There is also a shot of the completed exhaust after the heat shield was polished and the rivets replaced with stainless worm-clamps.
I did not want to go with an aftermarket set up as the Wisconsin DNR are cracking down hard on loud pipes. At $168 per fine, it's just not worth a couple of HP.
I can attest that they are stopping and checking. On Friday night of Derby week I got stopped. They checked for the can. No worries here.
The motor is now in place and the Y-Pipe corrected.
I used to have a DynoPort can on the sled. With Wisconsin getting more strict on noise levels. I opted to go back to a stock set up.
The wife and I went to Hay Days this summer and met up with Troy, Howler, Fish, J Lowe from Team Summit, Hiawatha and some others. (We also partied with Team Thunderstruck and 13 Step - that is whole other article!)
I found a GREAT deal on a factory pipe and can. The can looked brand new. It still had the fiberglass strands in it. Some kid was watching the booth for his dad. I offered him $25 for the pipe and can - he took it. We got out of there before the dad came back.
I then took it a shop I work part time at. I cut off the socket end, and flared a new end to fit the Grafoil seal. I also shortened the pipe about a 1/2" at this time.
With all the exhaust work now complete, it was time to put the finishing details on the system.
I removed the heat shield, that is riveted on. I then cut off the rivet flanges and smoothed all the metal.
I then polished all the aluminum pieces and put it back together with stainless steel worm clamps.
I then sand blasted the exhaust tube and muffler and painted them with flat black John Deere muffler paint.

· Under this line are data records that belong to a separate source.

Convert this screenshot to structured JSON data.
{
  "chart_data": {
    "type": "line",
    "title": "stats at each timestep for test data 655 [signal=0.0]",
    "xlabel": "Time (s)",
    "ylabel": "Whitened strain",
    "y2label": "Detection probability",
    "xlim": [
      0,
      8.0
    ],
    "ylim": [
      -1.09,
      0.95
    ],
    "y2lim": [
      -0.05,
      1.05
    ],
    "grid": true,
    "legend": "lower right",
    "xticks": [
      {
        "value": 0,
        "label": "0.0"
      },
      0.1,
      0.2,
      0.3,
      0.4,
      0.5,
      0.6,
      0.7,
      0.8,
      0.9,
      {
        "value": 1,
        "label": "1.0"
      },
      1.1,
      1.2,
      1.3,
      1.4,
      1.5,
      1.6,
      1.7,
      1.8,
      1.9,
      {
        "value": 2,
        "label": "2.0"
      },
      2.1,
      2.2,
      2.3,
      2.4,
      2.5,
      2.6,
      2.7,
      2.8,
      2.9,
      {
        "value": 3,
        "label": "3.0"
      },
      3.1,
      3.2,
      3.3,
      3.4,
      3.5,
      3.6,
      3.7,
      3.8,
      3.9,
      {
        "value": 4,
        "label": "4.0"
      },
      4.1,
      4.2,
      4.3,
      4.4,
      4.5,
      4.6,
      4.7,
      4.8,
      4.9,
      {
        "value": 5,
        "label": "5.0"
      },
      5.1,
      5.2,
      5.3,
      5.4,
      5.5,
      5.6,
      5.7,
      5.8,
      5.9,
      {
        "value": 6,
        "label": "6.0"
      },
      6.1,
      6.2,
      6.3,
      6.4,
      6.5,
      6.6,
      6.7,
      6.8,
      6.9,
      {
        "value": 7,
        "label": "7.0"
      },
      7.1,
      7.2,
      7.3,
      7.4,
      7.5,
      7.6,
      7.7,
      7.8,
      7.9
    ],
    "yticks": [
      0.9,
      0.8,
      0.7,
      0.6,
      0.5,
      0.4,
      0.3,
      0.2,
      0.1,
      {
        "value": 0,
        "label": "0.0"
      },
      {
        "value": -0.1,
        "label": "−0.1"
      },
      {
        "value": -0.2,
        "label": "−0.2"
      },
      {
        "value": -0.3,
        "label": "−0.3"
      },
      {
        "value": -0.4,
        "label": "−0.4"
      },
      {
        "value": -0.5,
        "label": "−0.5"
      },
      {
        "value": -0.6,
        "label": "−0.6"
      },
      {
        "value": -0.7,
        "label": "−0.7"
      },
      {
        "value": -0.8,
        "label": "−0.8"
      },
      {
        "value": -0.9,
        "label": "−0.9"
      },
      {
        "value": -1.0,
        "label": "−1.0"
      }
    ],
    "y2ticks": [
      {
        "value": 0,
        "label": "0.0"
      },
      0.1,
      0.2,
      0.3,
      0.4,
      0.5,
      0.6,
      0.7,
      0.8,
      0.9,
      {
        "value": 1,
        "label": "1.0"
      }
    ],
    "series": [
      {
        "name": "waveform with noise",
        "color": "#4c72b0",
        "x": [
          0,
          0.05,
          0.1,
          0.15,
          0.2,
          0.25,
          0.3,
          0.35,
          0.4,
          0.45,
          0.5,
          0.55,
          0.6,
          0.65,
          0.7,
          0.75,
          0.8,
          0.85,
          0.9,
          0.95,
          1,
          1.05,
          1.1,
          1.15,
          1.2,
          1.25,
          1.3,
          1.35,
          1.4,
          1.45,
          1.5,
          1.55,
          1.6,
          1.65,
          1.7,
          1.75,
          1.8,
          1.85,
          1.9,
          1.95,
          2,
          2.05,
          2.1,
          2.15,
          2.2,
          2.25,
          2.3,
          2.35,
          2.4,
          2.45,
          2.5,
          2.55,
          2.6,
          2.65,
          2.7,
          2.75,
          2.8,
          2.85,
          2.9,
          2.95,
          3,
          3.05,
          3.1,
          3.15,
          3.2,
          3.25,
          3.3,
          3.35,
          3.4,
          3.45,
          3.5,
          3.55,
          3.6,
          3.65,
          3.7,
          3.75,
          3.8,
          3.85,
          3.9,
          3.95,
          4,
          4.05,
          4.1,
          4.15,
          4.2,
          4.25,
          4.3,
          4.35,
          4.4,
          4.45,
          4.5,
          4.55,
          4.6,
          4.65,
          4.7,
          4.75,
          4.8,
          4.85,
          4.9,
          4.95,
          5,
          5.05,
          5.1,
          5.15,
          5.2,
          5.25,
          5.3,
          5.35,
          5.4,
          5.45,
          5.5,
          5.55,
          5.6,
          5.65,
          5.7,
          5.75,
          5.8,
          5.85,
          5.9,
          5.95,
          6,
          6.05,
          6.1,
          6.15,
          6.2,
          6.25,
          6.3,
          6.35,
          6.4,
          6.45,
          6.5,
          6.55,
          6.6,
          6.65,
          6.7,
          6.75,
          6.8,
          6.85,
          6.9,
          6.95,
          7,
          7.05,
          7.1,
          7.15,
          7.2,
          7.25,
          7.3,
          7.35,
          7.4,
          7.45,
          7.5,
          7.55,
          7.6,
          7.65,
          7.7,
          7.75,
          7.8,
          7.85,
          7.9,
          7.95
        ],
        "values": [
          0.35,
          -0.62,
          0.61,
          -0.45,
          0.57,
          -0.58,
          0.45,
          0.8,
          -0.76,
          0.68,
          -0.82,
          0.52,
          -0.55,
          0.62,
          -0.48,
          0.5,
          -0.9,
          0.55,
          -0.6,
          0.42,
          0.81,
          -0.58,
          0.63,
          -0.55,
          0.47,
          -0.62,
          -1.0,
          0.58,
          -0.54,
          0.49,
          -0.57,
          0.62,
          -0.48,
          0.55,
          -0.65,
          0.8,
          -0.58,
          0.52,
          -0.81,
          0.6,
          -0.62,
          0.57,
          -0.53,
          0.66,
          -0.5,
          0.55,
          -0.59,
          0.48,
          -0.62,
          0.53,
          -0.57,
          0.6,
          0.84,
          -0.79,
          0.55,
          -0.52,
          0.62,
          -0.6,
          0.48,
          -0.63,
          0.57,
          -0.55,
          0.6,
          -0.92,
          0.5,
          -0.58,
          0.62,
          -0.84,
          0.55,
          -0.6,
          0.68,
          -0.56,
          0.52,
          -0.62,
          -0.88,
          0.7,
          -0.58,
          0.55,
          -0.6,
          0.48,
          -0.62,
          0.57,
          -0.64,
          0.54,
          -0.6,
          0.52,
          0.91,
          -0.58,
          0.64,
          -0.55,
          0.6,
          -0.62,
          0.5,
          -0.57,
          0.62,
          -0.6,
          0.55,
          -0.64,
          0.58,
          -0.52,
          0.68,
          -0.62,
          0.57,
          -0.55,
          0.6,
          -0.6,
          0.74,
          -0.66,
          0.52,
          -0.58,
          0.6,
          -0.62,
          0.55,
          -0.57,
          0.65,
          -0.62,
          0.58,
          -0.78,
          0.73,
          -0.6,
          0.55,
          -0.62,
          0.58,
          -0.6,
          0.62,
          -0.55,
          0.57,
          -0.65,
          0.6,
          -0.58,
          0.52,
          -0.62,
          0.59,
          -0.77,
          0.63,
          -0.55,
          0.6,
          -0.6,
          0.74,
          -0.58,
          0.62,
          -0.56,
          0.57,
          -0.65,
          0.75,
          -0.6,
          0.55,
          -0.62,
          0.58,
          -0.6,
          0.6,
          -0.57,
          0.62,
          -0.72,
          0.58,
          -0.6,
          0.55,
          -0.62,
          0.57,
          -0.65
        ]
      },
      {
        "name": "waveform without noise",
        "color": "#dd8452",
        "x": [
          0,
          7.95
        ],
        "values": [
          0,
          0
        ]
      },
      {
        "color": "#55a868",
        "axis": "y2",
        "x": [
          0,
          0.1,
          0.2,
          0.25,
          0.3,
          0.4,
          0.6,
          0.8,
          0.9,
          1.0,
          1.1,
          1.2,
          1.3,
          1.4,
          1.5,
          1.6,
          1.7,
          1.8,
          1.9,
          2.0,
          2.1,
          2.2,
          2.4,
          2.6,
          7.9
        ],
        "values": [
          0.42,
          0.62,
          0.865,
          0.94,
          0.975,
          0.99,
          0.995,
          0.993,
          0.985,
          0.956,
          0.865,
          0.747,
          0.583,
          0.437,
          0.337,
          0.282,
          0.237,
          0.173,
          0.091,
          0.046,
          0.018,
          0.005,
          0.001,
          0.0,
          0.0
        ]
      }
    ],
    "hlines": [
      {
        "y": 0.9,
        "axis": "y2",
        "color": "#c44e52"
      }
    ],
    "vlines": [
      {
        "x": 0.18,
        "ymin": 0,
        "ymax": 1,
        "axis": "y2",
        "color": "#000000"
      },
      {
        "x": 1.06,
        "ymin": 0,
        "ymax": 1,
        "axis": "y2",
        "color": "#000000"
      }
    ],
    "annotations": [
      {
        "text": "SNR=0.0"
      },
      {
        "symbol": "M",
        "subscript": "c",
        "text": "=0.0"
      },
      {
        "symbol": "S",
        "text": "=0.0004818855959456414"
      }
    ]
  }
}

Now that the exhaust is done, the engine is in place, the chaincase dropped and rolled and the rear suspension in place it is time to set the clutches in place.
I originally used a 'mostly stock' TRA drive clutch and an Artic Cat reverse cam roller secondary driven clutch. I purchased a conversion jack-shaft from Fett Brothers to bring the whole thing together.
Here you can see the Artic Cat secondary in place. The second picture is of the alignment procedure. You need to have a 1.25" belt deflection on this particular set-up.
I might mention that I did machine the dust shield out of Arctic Cat clutch to allow the belt to run further down in the sheaves. You also have to shim the Cat clutch away from the jack-shaft bearing surface or it will not allow it to open all and rub on the bearing collar.
Since the writing of this original article, I have changed the clutch set up.
I am now running a lightweight TRA with Thundershift arms and 300 ramps. I am also changed to a TEAM TSS-98 secondary.
There a big difference in backshiftting from the Ski-Doo secondary to the Arctic Cat. There is a HUGE difference in backshifting (for the better) in using the Team.
I had the carbs bored to 45.5mm. As stated previously, that is the max size without changing slide size.
I still use the stock air box for noise reasons, as previously stated.
I did remove the stock air boots from the air box. I replaced them with air boots from a ZX model. The ZX boots are longer and make an air horn inside the box to get a longer straighter shot of air into the carbs.
You can see in these shots how much difference there is in the boots.